The currently ruling military establishment is invested in restoring the autocratic continuity that was challenged in 2011. To do so, a new authoritarian doctrine is being introduced. Within the state apparatus, the military and security services are empowered to fully control civil society with little oversight. Undemocratic constitutional amendments and laws are being used to rescind established notions of the rule of law, thereby reducing trust in the impartiality of public institutions. Vague, broad language in new and amended laws - such as the Protest Law, NGO Law, Penal Code, Terrorism Law, and Military Court Law - is enabling the regime to arbitrarily prohibit or criminalize activities without definition, make accusations of terrorism without legal restraint, and transfer civilians to military courts. With legal backing, scare tactics and police brutality are being used regularly to deprive citizens of their freedoms of expression and association.
Facing this new authoritarian doctrine, four forms of democratic platforms have shaped social activism in Egypt: (1) single-cause initiatives that are opposing specific human rights abuses and advocating for the rights and freedoms of the victims, (2) professional associations that are defending freedoms of expression and association, (3) student groups that are challenging the systematic interference by the security services in their affairs and the constant presence of security forces on campuses, and (4) the labor movement, which is being galvanized by deteriorating economic and social conditions and by the government’s repression of labor activists. In addition, spontaneous eruptions of popular anger in response to human rights abuses have become politically significant.

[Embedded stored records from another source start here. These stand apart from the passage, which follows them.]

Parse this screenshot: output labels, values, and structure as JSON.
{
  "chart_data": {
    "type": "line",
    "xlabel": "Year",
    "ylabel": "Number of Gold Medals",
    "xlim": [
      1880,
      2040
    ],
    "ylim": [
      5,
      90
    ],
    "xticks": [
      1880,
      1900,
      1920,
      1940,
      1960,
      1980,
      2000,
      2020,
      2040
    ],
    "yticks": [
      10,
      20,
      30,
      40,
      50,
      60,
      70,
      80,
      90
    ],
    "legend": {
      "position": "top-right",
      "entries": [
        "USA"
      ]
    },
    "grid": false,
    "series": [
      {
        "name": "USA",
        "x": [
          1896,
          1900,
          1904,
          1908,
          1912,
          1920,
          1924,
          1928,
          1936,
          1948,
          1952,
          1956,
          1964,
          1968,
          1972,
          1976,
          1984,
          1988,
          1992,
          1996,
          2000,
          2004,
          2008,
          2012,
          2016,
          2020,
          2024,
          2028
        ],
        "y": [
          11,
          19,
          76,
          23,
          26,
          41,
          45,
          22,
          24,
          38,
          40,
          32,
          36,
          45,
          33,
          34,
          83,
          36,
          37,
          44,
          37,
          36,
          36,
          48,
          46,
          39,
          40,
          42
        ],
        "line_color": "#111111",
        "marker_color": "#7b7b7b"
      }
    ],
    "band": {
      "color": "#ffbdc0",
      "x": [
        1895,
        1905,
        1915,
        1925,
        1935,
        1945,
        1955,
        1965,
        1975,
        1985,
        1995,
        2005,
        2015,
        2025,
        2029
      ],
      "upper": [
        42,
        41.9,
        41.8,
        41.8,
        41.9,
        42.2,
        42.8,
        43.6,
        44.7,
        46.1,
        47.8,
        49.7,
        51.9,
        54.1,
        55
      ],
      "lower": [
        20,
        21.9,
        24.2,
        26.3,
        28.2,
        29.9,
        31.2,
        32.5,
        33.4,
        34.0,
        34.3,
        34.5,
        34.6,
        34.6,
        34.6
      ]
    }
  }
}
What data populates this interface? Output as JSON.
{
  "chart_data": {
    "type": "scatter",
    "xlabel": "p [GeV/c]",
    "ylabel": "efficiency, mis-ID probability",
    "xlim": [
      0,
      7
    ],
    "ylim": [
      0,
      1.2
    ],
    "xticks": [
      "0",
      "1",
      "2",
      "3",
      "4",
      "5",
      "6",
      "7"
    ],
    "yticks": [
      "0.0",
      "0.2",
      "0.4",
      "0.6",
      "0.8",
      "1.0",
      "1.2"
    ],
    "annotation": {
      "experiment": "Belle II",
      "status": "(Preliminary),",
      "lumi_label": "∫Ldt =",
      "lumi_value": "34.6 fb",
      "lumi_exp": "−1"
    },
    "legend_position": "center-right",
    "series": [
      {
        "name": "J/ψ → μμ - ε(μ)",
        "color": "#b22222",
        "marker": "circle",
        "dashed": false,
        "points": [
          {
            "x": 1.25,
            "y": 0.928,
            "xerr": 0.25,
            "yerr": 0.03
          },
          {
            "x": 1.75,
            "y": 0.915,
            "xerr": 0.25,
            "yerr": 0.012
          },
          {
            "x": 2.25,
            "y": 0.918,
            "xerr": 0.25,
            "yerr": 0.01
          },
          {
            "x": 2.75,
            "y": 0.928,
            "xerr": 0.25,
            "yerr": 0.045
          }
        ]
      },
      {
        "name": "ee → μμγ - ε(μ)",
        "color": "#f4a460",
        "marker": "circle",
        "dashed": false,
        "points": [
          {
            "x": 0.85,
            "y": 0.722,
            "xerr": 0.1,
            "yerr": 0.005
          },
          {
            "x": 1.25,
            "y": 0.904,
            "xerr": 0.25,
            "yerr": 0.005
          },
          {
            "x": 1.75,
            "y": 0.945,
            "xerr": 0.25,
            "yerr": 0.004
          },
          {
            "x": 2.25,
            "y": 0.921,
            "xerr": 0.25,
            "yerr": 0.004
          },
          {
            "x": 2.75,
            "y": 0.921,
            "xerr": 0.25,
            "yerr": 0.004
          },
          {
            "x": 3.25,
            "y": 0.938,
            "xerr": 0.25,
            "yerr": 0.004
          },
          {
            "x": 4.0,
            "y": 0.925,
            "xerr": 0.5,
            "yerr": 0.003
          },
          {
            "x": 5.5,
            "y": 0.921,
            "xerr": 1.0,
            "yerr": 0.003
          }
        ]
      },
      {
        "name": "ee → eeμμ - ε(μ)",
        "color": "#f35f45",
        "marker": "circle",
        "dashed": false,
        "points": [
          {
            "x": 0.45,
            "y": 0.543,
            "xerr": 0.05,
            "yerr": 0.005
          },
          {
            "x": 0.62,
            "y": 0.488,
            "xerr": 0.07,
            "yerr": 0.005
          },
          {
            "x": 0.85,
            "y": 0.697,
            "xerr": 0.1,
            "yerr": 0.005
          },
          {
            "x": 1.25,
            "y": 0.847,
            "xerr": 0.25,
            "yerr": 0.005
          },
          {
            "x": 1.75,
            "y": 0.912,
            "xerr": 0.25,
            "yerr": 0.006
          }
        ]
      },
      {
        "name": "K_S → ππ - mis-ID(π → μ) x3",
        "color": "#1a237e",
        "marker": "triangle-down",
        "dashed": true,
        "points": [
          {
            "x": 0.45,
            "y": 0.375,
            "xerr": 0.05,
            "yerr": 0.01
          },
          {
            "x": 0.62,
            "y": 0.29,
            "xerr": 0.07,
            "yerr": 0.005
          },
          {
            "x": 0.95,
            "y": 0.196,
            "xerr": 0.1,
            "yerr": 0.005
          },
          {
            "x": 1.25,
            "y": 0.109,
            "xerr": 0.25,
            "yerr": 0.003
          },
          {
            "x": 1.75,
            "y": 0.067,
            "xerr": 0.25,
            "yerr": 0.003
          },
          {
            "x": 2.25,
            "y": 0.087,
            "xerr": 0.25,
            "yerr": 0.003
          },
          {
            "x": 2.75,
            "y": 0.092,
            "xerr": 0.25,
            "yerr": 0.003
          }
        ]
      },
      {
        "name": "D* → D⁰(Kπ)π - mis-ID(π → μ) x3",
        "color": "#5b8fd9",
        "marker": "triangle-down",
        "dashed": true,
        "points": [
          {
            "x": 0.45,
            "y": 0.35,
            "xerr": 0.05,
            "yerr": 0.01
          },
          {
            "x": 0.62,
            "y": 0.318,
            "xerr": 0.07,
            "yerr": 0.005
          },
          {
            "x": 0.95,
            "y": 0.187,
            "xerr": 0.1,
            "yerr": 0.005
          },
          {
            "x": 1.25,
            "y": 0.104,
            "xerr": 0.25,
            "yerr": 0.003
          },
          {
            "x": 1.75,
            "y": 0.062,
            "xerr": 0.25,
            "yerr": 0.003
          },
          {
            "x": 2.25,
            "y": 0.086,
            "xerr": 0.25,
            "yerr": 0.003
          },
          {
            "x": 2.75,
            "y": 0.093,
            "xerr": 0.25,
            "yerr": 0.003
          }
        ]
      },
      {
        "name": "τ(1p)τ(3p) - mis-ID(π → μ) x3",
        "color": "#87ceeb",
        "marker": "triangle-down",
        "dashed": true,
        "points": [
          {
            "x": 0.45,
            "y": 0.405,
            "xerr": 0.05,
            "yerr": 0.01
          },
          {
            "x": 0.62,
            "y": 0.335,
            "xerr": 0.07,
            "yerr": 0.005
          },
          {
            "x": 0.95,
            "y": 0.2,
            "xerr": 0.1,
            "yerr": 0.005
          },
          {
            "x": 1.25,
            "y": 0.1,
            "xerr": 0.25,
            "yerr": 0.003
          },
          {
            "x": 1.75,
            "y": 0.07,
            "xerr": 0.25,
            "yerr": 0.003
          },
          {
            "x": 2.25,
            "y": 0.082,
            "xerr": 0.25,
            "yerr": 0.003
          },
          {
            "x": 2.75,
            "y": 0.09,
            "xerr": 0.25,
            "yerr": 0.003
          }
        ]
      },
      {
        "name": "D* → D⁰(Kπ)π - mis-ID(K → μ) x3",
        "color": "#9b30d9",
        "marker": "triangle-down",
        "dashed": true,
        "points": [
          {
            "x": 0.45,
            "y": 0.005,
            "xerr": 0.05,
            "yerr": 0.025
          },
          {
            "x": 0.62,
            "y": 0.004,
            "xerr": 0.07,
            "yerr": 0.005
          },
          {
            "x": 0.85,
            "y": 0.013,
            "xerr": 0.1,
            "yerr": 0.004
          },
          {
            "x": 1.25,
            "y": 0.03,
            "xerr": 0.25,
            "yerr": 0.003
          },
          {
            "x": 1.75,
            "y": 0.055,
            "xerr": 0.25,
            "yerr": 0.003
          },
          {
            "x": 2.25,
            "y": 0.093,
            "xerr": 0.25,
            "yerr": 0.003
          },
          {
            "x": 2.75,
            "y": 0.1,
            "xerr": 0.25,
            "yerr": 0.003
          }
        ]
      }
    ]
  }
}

Egypt’s new authoritarian regime - as part of closing the public space and cracking down on civil society and opposition political parties - has tried to manage these forms of social activism through repression, undemocratic legal frameworks, and aggressive judicial tools. It has intensified its efforts to intimidate professional associations, student groups, and labor activists. And it has expanded its targets to include young human rights advocates and citizens who have publicly stood against police brutality. Nothing has highlighted this fact better than the large number of young activists and students detained and arrested, as well as the systematic referral of protesting workers to military trials.